In his early career, Zola generally followed the Romantic Movement in literature, but he later began a writing style he dubbed naturalism, for which he is best known. He defined naturalism as "nature seen through a temperament" and was inspired by Darwin's On the Origin of Species (1839) to apply scientific principles of observation to the craft of fiction. Between 1871 and 1893, he wrote a 20-novel series called Les Rougon-Macquart about different members of the same fictional family during France's Second Empire. He wrote of this project: "I want to portray, at the outset of a century of liberty and truth, a family that cannot restrain itself in its rush to possess all the good things that progress is making available and is derailed by its own momentum, the fatal convulsions that accompany the birth of a new world." The most famous books from the cycle are The Drunkard (1877), Nana (1880), and Germinal (1885).
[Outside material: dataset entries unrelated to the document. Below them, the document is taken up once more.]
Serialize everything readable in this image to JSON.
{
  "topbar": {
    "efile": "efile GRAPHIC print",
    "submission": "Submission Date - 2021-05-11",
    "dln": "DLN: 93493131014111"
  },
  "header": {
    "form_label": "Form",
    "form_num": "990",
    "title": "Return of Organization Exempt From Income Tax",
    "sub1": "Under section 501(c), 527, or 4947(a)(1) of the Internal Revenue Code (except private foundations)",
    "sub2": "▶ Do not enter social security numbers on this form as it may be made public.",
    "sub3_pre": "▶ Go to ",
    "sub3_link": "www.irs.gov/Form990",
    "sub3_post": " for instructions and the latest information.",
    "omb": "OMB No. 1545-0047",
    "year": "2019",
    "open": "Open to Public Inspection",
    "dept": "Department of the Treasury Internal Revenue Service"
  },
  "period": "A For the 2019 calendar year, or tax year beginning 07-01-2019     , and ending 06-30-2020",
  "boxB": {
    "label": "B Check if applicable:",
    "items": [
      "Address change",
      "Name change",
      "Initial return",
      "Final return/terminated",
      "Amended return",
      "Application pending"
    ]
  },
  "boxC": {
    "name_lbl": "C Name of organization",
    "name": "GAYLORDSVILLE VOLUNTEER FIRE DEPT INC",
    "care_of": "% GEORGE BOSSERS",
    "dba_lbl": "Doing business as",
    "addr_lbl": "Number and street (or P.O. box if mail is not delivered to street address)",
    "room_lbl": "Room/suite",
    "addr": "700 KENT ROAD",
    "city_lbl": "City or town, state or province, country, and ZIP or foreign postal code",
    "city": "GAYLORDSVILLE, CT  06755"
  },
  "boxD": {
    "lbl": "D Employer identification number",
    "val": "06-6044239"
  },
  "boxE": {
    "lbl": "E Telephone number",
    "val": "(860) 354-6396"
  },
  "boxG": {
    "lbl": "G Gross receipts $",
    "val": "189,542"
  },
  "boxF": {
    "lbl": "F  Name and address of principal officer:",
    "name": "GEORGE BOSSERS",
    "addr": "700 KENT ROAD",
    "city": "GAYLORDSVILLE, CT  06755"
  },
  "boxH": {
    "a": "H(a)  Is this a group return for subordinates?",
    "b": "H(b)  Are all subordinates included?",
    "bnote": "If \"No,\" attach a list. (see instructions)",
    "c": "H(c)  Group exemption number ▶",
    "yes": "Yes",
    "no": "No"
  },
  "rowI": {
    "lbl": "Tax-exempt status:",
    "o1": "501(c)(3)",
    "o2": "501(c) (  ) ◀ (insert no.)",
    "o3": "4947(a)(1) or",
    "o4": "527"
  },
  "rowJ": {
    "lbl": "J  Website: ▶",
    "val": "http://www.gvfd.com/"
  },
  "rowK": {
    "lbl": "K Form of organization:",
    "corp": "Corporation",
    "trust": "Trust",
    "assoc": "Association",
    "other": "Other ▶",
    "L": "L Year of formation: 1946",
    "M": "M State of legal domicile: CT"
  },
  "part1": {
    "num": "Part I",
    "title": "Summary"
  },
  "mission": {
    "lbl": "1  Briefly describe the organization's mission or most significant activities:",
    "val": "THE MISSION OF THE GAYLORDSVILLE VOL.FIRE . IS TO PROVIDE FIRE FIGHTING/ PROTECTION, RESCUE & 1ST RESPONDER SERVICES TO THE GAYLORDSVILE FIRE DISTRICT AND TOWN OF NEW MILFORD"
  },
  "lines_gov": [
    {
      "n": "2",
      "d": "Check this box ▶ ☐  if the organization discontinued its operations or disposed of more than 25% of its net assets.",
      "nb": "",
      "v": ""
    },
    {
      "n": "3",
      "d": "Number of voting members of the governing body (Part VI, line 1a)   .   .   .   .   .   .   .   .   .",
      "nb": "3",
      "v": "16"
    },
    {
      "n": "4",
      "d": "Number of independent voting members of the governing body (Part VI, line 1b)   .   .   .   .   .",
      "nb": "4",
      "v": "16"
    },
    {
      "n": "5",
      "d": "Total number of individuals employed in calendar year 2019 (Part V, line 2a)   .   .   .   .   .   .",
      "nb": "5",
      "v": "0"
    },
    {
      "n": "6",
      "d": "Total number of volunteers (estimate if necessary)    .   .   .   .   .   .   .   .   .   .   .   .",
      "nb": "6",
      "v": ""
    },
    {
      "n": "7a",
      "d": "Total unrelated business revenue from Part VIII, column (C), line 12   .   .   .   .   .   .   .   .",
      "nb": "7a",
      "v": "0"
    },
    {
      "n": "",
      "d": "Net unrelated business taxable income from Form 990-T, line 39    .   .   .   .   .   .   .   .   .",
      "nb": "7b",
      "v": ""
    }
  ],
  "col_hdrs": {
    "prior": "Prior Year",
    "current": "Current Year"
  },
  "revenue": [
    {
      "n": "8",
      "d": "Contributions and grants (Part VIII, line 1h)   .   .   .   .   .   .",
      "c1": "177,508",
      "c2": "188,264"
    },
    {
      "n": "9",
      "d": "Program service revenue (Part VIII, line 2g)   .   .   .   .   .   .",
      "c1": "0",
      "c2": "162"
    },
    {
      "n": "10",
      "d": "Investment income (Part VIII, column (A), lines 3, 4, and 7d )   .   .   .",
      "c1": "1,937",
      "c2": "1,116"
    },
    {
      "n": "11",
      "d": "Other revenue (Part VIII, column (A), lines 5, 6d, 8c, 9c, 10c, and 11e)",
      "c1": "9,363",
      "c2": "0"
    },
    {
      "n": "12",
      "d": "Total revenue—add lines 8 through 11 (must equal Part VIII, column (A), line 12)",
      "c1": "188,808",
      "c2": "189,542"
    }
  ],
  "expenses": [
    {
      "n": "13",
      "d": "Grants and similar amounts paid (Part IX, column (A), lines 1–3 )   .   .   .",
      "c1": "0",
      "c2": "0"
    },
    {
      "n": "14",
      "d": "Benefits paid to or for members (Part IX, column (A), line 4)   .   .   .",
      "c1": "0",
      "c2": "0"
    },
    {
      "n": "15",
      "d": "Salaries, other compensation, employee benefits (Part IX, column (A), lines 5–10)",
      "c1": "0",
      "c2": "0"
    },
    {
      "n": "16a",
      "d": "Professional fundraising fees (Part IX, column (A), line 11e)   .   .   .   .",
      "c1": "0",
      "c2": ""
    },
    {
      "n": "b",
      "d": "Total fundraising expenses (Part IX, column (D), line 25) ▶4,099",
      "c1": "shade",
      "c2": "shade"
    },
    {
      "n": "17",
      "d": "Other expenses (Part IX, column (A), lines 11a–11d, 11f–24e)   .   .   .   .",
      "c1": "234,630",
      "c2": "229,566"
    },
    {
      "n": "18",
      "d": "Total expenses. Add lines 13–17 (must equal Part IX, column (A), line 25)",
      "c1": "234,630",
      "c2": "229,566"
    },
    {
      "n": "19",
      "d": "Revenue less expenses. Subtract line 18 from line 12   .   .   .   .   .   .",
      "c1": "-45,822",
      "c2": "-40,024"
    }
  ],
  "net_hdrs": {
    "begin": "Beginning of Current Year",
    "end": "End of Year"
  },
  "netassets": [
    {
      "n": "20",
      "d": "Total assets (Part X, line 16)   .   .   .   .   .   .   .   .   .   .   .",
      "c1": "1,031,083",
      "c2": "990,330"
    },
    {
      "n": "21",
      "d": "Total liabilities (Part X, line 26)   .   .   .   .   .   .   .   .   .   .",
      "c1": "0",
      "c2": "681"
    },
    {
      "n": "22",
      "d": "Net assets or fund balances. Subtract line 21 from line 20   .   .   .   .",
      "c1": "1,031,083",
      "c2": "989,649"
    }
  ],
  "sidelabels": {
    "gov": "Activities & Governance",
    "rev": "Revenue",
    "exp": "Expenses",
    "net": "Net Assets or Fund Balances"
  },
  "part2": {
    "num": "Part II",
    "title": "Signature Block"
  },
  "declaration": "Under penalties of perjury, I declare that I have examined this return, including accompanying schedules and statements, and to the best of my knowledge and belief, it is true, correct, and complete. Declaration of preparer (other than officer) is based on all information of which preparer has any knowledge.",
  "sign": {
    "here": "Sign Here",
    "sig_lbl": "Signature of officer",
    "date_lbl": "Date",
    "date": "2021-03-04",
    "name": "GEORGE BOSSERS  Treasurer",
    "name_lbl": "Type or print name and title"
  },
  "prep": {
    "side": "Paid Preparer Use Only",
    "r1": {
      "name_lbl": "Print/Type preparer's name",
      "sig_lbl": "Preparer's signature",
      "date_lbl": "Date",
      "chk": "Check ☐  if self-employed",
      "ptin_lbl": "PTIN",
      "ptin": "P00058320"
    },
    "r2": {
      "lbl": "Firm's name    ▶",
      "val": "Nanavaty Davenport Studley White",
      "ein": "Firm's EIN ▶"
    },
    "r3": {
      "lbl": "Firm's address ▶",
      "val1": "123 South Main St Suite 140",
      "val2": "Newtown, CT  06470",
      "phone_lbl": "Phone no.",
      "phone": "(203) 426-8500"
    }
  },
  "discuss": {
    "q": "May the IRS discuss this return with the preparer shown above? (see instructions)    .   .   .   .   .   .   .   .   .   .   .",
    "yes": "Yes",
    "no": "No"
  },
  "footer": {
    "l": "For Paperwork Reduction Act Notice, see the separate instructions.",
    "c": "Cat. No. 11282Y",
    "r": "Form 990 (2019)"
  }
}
He was also involved in the famous Dreyfus affair, in which a Jewish army officer, Alfred Dreyfus, was wrongfully accused of passing military secrets to Germany and imprisoned on Devil's Island. Evidence later came out that strongly implicated another man, but the evidence was suppressed to protect the original verdict. Zola published an open letter on January 13, 1898, entitled J'Accuse...!, on the front page of Paris daily L'Aurore. In it he accused the French army of obstruction of justice and anti-Semitism. He was convicted of criminal libel on February 7, but fled to England before he could be imprisoned, wearing only the clothes on his back. The following year, the government offered him a pardon, which he accepted, even though doing so implied that he was guilty. He was finally exonerated of all charges in 1906, four years after his accidental death of carbon monoxide poisoning from a stopped-up chimney.